Где ж он сейчас? Почему не позвонил своему закадычному другу, почему не навестил, почему не полетел кувырком с ошпаренной задницей? Я вижу его в городке К. в неприступной крепости матушек и чую: стряслась беда! Иначе ни за что на свете не вернулся бы Омар-Хайам в родные края. Он не появлялся в Нишапуре с того дня, как, погрузив ноги в ванночку со льдом, отбыл на поезде. И напоминал о себе лишь денежными переводами, так оплачивая свое отсутствие …ведь некоторые векселя никакими деньгами не оплатить. И куда б ни бежал, от себя не убежишь. Он нарочито порвал с прошлым, он заставил себя почти не спать — и то и другое в результате, точно льдом, сковало блестящей коркой шкалу его нравственных оценок, обратило его в бездушную, не различающую добра и зла мумию. И то, что он держится от матушек на расстоянии, — следствие их же старинного наказа: мальчик не должен ведать стыда.

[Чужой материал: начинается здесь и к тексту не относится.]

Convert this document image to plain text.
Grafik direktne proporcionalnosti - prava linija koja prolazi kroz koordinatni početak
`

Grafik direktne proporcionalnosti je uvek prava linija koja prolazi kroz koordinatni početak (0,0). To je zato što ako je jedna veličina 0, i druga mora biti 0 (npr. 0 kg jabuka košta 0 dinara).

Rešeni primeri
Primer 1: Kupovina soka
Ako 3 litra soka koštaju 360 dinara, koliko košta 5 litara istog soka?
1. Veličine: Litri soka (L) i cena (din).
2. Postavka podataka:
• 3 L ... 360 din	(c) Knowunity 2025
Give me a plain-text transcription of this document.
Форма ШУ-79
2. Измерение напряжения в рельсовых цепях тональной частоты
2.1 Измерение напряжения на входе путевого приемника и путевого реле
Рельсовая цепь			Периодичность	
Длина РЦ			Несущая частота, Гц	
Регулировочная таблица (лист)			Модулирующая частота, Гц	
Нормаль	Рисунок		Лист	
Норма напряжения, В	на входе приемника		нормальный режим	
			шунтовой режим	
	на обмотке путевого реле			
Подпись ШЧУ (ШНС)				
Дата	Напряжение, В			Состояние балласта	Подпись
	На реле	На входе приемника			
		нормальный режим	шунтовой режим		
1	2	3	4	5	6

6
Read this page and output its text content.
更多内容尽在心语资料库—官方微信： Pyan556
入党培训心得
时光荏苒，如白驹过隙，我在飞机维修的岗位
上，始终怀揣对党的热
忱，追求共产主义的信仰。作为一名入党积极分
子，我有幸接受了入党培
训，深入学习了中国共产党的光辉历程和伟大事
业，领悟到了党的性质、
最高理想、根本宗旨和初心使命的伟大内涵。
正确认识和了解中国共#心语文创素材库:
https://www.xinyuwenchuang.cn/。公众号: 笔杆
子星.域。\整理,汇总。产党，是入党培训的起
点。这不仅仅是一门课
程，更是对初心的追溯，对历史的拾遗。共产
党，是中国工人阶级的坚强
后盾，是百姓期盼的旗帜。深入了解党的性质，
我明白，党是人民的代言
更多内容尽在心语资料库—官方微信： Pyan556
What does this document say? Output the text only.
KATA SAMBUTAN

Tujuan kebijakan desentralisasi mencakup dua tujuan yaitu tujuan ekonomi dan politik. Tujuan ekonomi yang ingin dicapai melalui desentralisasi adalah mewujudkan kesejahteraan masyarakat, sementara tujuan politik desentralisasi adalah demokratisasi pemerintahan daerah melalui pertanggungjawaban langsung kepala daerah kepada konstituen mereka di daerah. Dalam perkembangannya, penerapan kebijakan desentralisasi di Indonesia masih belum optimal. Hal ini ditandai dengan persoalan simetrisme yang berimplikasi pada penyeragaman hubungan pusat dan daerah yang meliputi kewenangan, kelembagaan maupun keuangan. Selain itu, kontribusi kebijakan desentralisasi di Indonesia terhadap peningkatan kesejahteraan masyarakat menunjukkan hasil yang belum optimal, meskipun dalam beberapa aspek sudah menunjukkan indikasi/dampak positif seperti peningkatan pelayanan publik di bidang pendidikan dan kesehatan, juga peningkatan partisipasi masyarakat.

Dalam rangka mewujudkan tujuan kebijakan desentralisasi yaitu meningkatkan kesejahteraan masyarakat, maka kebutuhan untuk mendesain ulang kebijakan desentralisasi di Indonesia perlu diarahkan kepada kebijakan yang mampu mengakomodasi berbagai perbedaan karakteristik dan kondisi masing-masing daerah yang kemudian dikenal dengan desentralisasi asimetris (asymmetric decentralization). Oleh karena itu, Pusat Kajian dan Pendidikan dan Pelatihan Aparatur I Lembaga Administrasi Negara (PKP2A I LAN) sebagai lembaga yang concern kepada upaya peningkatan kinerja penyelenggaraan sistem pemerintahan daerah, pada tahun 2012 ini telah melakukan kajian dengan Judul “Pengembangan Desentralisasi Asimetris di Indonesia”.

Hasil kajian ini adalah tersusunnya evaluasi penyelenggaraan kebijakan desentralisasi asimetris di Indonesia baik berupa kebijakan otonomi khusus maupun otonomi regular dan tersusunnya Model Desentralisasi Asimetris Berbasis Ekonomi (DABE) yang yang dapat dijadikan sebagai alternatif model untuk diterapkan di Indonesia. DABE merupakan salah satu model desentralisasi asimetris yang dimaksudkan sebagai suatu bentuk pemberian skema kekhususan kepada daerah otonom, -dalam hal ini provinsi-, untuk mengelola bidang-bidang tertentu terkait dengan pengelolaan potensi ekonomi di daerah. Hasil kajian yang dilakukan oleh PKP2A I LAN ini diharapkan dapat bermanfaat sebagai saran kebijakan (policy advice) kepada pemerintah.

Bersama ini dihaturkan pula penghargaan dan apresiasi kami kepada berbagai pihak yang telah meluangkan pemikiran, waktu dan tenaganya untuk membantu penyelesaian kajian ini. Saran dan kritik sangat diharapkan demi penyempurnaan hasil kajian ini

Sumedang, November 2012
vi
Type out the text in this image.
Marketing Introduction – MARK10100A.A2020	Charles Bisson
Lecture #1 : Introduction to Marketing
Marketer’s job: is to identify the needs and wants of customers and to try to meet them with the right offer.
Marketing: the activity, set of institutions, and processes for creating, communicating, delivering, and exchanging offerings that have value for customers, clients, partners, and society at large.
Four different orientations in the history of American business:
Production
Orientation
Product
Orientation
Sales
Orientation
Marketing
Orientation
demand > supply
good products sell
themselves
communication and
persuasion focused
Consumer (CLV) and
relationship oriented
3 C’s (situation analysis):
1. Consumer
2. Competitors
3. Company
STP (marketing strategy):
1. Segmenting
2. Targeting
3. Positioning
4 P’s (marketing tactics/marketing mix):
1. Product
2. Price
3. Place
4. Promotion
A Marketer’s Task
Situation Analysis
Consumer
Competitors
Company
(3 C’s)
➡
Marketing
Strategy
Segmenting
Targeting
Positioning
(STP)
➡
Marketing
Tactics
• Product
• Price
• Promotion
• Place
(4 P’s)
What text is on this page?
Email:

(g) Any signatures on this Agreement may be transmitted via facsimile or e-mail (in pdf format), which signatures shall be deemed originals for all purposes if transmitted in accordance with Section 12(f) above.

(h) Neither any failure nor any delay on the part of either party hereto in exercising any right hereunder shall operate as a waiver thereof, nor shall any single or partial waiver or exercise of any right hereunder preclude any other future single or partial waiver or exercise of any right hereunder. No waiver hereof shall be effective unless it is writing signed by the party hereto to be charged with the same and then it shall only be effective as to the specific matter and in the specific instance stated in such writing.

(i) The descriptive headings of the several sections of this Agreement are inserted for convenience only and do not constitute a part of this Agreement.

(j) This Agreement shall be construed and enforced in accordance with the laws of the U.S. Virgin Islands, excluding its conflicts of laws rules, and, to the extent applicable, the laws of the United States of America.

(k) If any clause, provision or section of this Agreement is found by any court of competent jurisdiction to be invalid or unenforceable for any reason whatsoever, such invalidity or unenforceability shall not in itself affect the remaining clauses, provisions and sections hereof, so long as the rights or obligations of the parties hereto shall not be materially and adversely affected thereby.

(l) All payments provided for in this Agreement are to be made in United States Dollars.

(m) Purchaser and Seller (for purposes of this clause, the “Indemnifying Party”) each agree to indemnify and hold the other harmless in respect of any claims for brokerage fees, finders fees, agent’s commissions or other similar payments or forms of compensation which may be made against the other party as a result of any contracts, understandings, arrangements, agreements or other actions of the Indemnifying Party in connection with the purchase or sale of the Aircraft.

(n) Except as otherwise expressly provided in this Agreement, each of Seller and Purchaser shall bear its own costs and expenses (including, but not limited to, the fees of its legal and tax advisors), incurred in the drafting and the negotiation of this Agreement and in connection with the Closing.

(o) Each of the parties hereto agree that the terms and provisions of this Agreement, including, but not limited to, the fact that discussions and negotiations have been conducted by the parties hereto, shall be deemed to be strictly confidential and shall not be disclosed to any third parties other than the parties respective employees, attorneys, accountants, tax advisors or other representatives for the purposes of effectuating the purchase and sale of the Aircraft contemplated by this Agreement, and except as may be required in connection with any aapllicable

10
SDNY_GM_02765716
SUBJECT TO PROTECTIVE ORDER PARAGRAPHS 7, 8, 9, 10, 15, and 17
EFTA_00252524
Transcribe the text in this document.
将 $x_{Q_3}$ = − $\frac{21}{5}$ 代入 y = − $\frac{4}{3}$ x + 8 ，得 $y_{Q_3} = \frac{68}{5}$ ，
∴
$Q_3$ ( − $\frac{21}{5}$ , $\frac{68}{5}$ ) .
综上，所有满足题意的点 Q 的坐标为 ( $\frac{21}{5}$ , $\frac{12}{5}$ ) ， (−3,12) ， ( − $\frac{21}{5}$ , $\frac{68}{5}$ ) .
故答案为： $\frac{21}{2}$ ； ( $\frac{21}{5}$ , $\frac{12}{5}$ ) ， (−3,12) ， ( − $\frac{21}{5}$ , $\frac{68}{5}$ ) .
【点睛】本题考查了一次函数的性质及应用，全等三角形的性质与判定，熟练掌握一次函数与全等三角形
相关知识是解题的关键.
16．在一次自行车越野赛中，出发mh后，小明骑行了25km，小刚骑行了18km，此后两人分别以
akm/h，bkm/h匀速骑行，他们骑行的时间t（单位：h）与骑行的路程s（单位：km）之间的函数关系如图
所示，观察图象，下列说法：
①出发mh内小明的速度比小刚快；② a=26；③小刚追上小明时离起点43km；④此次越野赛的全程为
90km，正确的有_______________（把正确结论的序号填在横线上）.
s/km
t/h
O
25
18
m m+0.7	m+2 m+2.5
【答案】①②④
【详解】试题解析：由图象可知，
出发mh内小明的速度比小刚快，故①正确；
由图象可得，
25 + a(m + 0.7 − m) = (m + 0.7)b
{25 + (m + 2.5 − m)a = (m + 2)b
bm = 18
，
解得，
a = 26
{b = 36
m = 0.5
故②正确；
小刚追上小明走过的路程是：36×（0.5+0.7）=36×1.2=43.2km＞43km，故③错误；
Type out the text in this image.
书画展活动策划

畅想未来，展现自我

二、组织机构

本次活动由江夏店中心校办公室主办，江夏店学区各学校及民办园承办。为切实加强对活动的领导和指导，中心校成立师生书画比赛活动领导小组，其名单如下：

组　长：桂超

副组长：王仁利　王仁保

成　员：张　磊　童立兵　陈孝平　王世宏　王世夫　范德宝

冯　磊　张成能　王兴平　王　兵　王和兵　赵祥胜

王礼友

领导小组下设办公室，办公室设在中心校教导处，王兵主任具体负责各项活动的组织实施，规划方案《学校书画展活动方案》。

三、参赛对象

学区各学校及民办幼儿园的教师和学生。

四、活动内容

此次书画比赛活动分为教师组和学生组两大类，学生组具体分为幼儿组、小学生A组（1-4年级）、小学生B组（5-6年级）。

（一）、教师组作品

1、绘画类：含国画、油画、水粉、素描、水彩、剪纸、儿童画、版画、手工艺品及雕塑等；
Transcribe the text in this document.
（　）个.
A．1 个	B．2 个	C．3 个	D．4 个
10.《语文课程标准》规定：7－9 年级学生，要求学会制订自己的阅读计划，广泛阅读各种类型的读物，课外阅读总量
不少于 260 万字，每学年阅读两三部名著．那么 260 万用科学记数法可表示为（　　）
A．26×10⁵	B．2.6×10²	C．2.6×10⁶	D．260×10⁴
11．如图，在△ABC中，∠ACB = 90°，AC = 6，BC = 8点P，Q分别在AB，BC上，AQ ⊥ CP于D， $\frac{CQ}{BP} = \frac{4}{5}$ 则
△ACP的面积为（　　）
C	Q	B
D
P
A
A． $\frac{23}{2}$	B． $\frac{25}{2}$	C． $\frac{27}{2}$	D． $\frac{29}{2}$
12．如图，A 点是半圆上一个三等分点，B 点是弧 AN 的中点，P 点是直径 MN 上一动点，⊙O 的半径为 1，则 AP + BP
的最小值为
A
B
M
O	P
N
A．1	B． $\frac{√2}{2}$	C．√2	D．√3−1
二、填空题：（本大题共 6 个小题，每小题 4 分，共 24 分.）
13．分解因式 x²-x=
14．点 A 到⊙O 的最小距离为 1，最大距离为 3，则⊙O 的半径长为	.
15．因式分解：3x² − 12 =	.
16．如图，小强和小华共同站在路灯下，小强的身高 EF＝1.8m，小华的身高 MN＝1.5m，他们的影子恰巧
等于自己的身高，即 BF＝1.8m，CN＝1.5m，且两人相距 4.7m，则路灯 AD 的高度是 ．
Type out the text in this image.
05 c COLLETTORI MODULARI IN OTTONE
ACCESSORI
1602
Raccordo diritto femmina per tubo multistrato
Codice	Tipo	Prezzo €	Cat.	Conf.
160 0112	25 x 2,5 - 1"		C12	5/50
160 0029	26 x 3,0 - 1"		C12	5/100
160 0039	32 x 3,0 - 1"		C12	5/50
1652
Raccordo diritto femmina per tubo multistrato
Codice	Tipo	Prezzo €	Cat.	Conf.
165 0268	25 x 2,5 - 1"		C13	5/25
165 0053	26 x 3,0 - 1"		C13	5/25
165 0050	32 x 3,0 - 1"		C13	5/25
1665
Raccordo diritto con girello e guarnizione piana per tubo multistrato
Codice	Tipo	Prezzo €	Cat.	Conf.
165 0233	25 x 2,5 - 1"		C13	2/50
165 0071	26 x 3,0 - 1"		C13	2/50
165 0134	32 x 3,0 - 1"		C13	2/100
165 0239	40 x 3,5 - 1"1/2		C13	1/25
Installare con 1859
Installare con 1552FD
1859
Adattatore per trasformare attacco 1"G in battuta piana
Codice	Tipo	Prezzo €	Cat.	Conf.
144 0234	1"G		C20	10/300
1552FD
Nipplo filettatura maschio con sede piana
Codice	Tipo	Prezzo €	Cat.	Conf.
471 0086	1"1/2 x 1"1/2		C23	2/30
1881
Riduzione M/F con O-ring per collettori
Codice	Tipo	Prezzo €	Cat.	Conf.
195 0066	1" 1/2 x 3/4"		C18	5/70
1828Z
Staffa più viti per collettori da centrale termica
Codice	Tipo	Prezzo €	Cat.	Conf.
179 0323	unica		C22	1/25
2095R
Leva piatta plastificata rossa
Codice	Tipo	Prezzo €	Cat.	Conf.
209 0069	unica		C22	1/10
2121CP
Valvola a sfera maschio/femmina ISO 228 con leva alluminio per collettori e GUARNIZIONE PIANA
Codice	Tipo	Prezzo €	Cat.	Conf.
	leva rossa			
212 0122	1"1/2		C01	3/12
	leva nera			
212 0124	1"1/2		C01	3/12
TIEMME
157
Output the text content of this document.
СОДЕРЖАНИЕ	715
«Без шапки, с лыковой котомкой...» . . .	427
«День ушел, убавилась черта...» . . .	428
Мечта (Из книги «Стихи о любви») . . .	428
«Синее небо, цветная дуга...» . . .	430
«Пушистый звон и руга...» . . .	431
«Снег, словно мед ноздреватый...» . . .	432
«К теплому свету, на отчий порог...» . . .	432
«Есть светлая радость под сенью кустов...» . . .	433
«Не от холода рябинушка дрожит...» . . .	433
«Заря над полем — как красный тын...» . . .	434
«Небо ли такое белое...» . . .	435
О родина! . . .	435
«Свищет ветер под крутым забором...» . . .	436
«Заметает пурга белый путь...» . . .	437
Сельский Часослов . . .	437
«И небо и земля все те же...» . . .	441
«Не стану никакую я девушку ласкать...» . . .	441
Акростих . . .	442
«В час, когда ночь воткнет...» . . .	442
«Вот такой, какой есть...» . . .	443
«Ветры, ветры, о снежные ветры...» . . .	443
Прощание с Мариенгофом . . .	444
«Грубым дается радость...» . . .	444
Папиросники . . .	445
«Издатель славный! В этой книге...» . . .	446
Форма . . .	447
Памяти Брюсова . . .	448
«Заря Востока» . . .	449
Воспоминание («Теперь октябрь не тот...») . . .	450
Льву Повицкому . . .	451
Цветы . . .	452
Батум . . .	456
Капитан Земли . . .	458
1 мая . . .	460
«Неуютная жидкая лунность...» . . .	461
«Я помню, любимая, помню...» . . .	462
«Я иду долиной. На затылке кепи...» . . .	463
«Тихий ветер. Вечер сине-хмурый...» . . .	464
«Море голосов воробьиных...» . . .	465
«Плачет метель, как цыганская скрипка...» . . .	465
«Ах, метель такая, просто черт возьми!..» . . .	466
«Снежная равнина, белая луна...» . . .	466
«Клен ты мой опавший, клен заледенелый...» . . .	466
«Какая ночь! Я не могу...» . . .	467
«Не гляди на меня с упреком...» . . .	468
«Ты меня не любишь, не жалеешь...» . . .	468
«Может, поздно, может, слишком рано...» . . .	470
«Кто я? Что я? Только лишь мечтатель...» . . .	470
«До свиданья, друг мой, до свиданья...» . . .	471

У Омар-Хайама по-прежнему взгляд и голос гипнотизера. Сколько лет Искандера Хараппу вел и этот взгляд, и этот голос (в основном, на пирушки в гостиницу «Интернациональ»), сколько раз Хараппа пускал и то и другое в ход в своих целях. Ведь некоторых белых женщин привлекала как безобразная полнота Омар-Хайама, так и его глаза плюс голос. Они подпадали под его сладкоречивые гипнотические чары, млели от намеков на посвящение в тайны Востока. Он увозил их в заранее заказанный гостиничный номер, гипнотизировал, освобождал от пут условностей (правда, весьма непрочных), и они с Хараппой устраивали «пиршество плоти». Шакиль всякий раз оправдывался: «Невозможно внушить гипнотизируемой то, чего она делать не хочет», Хараппа же оправданиями себя не утруждал. Вот, кстати, еще одна черта, которую он искоренил — уже без ведома Омар-Хайама. Того потребовала История.
А попал Омар-Хайам в Нишапур потому, что умер родной брат, Бабур. Ему не исполнилось еще и двадцати трех, и Омар-Хайам его ни разу не видел. Теперь же от младшего брата осталась лишь стопка замусоленных блокнотов. Справив сорокадневный траур, Омар-Хайам заберет их с собой, в Карачи. Кляксы и каракули — больше ничто не напомнит о младшем брате. Его застрелили, причем приказал открыть огонь не кто иной, как… впрочем, сперва — бабуровы дневники.
Его тело принесли с Немыслимых гор — гнездилища порока и архаров — и, обнаружив в карманах блокноты, вернули их родным, хотя многие страницы затерялись. Несмотря на непотребное обращение с дневниками, можно было восстановить несколько любовных стихов, обращенных к популярной кинопевичке, которую Бабур Шакиль и в глаза не видывал, Плохо рифмованные строки, выражавшие пламенную любовь к недоступной красавице, восхваляли ее ангельский голос, рядом, не очень-то к месту, шел уже стих белый, отчетливо порнографического свойства. Стихи перемежались рассуждениями Бабура об аде, который он познал, уродившись младшим братом Омар-Хайама.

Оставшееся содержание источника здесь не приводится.